When price and value don’t stack up
Traditionally property has always been one of the more secure of all investment options.
Less volatile than stocks or mutual funds, and attracting more tax benefits than precious metals or vintage automobiles, property conventionally offers higher returns, more capital gain and greater stability than other ventures aimed at wealth building.
But over recent times Australia’s turbulent property market combined with an increased supply of strata residences, high-profile issues around construction quality and concerns about potential remediation costs has led some investors to question whether parking their money in shares, investment bonds or even plant based meats could provide a healthier return.
As recently as 2017 less than 16% of newly constructed units in NSW were valued below contract price after they were completed. Yet based on August 2019 settlements, six in ten of off the plan (OTP) apartments in Sydney and 52.9% in Melbourne have been settling with a valuation below their contract price.
Typically, a valuer will look at things including the size of the property, the number and type of rooms, the fixtures and fittings, the location of the property, the standard of presentation and fit-out and the ease of access, such as good vehicle access and a garage. He or she will also consider planning and restrictions, local council zoning, market conditions and recent sales in the area before deciding on your property’s value.
But just because your strata property may have received a valuation below your agreed purchase price, seasoned property investment professionals insist there are a number of different options you can take to help rectify the situation.
The first is to request a reassessment of the valuation. While this is not common, it is not unheard of for banks to change their minds about the amount they are willing to lend based upon a review of an initial valuation. It’s important to remember that to achieve a favourable outcome you will need to provide evidence supporting your request, such as comparable properties that reflect the higher value.

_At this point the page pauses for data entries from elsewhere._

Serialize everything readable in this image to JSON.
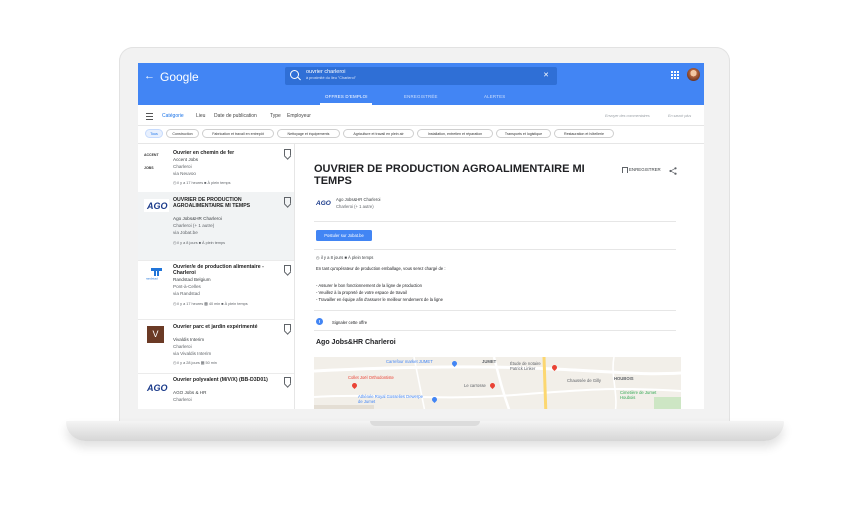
{
  "header": {
    "logo": "Google",
    "search_query": "ouvrier charleroi",
    "search_sub": "à proximité du lieu \"Charleroi\"",
    "tabs": [
      {
        "label": "OFFRES D'EMPLOI",
        "active": true
      },
      {
        "label": "ENREGISTRÉE",
        "active": false
      },
      {
        "label": "ALERTES",
        "active": false
      }
    ]
  },
  "filters": {
    "items": [
      "Catégorie",
      "Lieu",
      "Date de publication",
      "Type",
      "Employeur"
    ],
    "active_index": 0,
    "right_links": [
      "Envoyer des commentaires",
      "En savoir plus"
    ]
  },
  "chips": [
    "Tous",
    "Construction",
    "Fabrication et travail en entrepôt",
    "Nettoyage et équipements",
    "Agriculture et travail en plein air",
    "Installation, entretien et réparation",
    "Transports et logistique",
    "Restauration et hôtellerie"
  ],
  "jobs": [
    {
      "title": "Ouvrier en chemin de fer",
      "company": "Accent Jobs",
      "location": "Charleroi",
      "via": "via Neuvoo",
      "meta": "il y a 17 heures",
      "type": "À plein temps",
      "logo": "ACCENT JOBS"
    },
    {
      "title": "OUVRIER DE PRODUCTION AGROALIMENTAIRE MI TEMPS",
      "company": "Ago Jobs&HR Charleroi",
      "location": "Charleroi (+ 1 autre)",
      "via": "via Jobat.be",
      "meta": "il y a 8 jours",
      "type": "À plein temps",
      "logo": "AGO"
    },
    {
      "title": "Ouvrier/e de production alimentaire - Charleroi",
      "company": "Randstad Belgium",
      "location": "Pont-à-Celles",
      "via": "via Randstad",
      "meta": "il y a 17 heures",
      "commute": "40 min",
      "type": "À plein temps",
      "logo": "randstad"
    },
    {
      "title": "Ouvrier parc et jardin expérimenté",
      "company": "Vivaldis Interim",
      "location": "Charleroi",
      "via": "via Vivaldis Interim",
      "meta": "il y a 28 jours",
      "commute": "50 min",
      "logo": "V"
    },
    {
      "title": "Ouvrier polyvalent (M/V/X) (BB-D3D01)",
      "company": "AGO Jobs & HR",
      "location": "Charleroi",
      "via": "",
      "logo": "AGO"
    }
  ],
  "detail": {
    "title": "OUVRIER DE PRODUCTION AGROALIMENTAIRE MI TEMPS",
    "save_label": "ENREGISTRER",
    "company": "Ago Jobs&HR Charleroi",
    "location": "Charleroi (+ 1 autre)",
    "apply_label": "Postuler sur Jobat.be",
    "meta": "il y a 8 jours",
    "type": "À plein temps",
    "description": [
      "En tant qu'opérateur de production emballage, vous serez chargé de :",
      "",
      "- Assurer le bon fonctionnement de la ligne de production",
      "- Veuillez à la propreté de votre espace de travail",
      "- Travailler en équipe afin d'assurer le meilleur rendement de la ligne"
    ],
    "report_label": "Signaler cette offre",
    "employer_heading": "Ago Jobs&HR Charleroi",
    "map_labels": [
      "Carrefour market JUMET",
      "JUMET",
      "Étude de notaire Patrick Linker",
      "Collet Joël Orthodontiste",
      "Le carrosse",
      "Chaussée de Gilly",
      "HOUBOIS",
      "Athénée Royal Gosselies Dewerpe de Jumet",
      "Cimetière de Jumet Houbois"
    ]
  },
  "colors": {
    "brand_blue": "#4285f4",
    "link_blue": "#1a73e8"
  }
}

Another option is to cancel your finance application and try another lender who may come up with a more favourable valuation. Should this not appeal, try contacting a mortgage broker and ask them to do the leg work for you.
The third option is to instruct and pay an independent valuation company to conduct a market valuation of the property. While this will cost you initially, you are more likely to get a figure that is reflective of the true valuation of the property. Privately ordered valuations are not used by banks when making lending decisions, but can provide a guide as to the estimated market value.

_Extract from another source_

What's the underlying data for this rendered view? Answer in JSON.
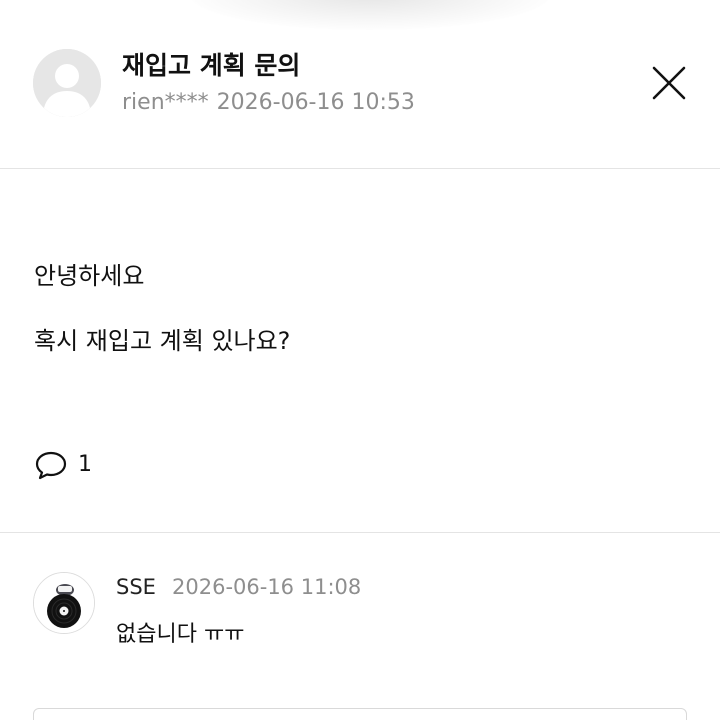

Ryan McLean, from full service buyer’s agency On Property, says it’s important those who find themselves in this situation acknowledge their situation and not ignore it or fail to act in the hope it will improve over time.

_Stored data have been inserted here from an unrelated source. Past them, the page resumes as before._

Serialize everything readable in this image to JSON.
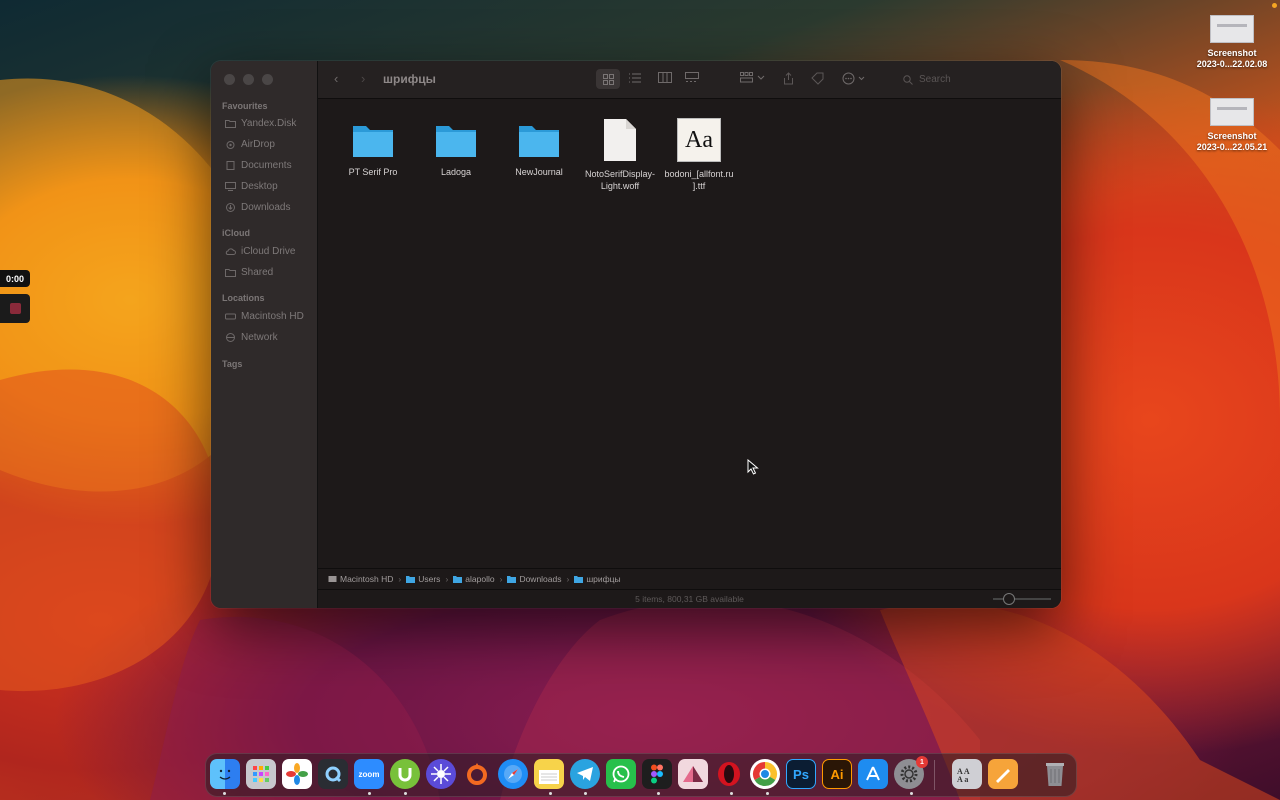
{
  "window": {
    "title": "шрифцы",
    "search_placeholder": "Search"
  },
  "sidebar": {
    "favourites_header": "Favourites",
    "favourites": [
      "Yandex.Disk",
      "AirDrop",
      "Documents",
      "Desktop",
      "Downloads"
    ],
    "icloud_header": "iCloud",
    "icloud": [
      "iCloud Drive",
      "Shared"
    ],
    "locations_header": "Locations",
    "locations": [
      "Macintosh HD",
      "Network"
    ],
    "tags_header": "Tags"
  },
  "files": [
    {
      "name": "PT Serif Pro",
      "type": "folder-icon"
    },
    {
      "name": "Ladoga",
      "type": "folder-icon"
    },
    {
      "name": "NewJournal",
      "type": "folder-icon"
    },
    {
      "name_line1": "NotoSerifDisplay-",
      "name_line2": "Light.woff",
      "type": "document-icon"
    },
    {
      "name_line1": "bodoni_[allfont.ru",
      "name_line2": "].ttf",
      "type": "font-file-icon",
      "preview": "Aa"
    }
  ],
  "pathbar": [
    "Macintosh HD",
    "Users",
    "alapollo",
    "Downloads",
    "шрифцы"
  ],
  "status": "5 items, 800,31 GB available",
  "desktop": {
    "icons": [
      {
        "line1": "Screenshot",
        "line2": "2023-0...22.02.08"
      },
      {
        "line1": "Screenshot",
        "line2": "2023-0...22.05.21"
      }
    ]
  },
  "recording": {
    "time": "0:00"
  },
  "dock": {
    "apps": [
      {
        "name": "finder-icon",
        "text": "",
        "color": "#3aa0f5"
      },
      {
        "name": "launchpad-icon",
        "text": "",
        "color": "#c9c9cf"
      },
      {
        "name": "photos-icon",
        "text": "",
        "color": "#ffffff"
      },
      {
        "name": "quicktime-icon",
        "text": "",
        "color": "#2a2d33"
      },
      {
        "name": "zoom-icon",
        "text": "zoom",
        "color": "#2d8cff"
      },
      {
        "name": "utorrent-icon",
        "text": "",
        "color": "#78c13a"
      },
      {
        "name": "spark-icon",
        "text": "",
        "color": "#5b4bd8"
      },
      {
        "name": "origin-icon",
        "text": "",
        "color": "#f26a21"
      },
      {
        "name": "safari-icon",
        "text": "",
        "color": "#1f8df5"
      },
      {
        "name": "notes-icon",
        "text": "",
        "color": "#f7d34a"
      },
      {
        "name": "telegram-icon",
        "text": "",
        "color": "#2aa3e0"
      },
      {
        "name": "whatsapp-icon",
        "text": "",
        "color": "#27c04b"
      },
      {
        "name": "figma-icon",
        "text": "",
        "color": "#1e1e1e"
      },
      {
        "name": "affinity-icon",
        "text": "",
        "color": "#e46a8c"
      },
      {
        "name": "opera-icon",
        "text": "",
        "color": "#d3131f"
      },
      {
        "name": "chrome-icon",
        "text": "",
        "color": "#ffffff"
      },
      {
        "name": "photoshop-icon",
        "text": "Ps",
        "color": "#0b1d33"
      },
      {
        "name": "illustrator-icon",
        "text": "Ai",
        "color": "#2a1606"
      },
      {
        "name": "appstore-icon",
        "text": "",
        "color": "#1e8cf0"
      },
      {
        "name": "system-settings-icon",
        "text": "",
        "color": "#8e8e93"
      },
      {
        "name": "font-book-icon",
        "text": "",
        "color": "#cfcfd4"
      },
      {
        "name": "pages-icon",
        "text": "",
        "color": "#f6a43a"
      },
      {
        "name": "trash-icon",
        "text": "",
        "color": "#9a9a9e"
      }
    ],
    "settings_badge": "1"
  }
}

“The most successful property investors that I see are property investors who are actively involved in growing and maintaining their portfolio. So let’s not stick our head in the sand, let’s admit we made a mistake and let’s look for a solution to that mistake,” he says.
McLean says there are also numerous ways to rectify the situation for those who have already borrowed to purchase property but now realise their strata investment is worth less than what they paid for it.
Assessing the market is a worthwhile activity, he says.
“If the market’s tanking, maybe you want to get out now or if the market’s stabilising, maybe you want to hold on. Project yourself five or 10 years ahead and see what’s going to be happening and make your decision based on that. Something to think about is will you get money back and could that money be invested elsewhere in a better situation that’s going to deliver more returns and move you towards your goal faster?”
McLean says in the event you decide not to on sell your property, you should try to get yourself into a cash flow neutral or cash flow positive situation where the property’s not costing you anything to hold onto.
To do this it is worthwhile becoming what he calls an “active investor” by trying to reduce your expenses such as switching from a principal-and-interest loan to an interest-only loan or shopping around for cheaper insurances until the market improves.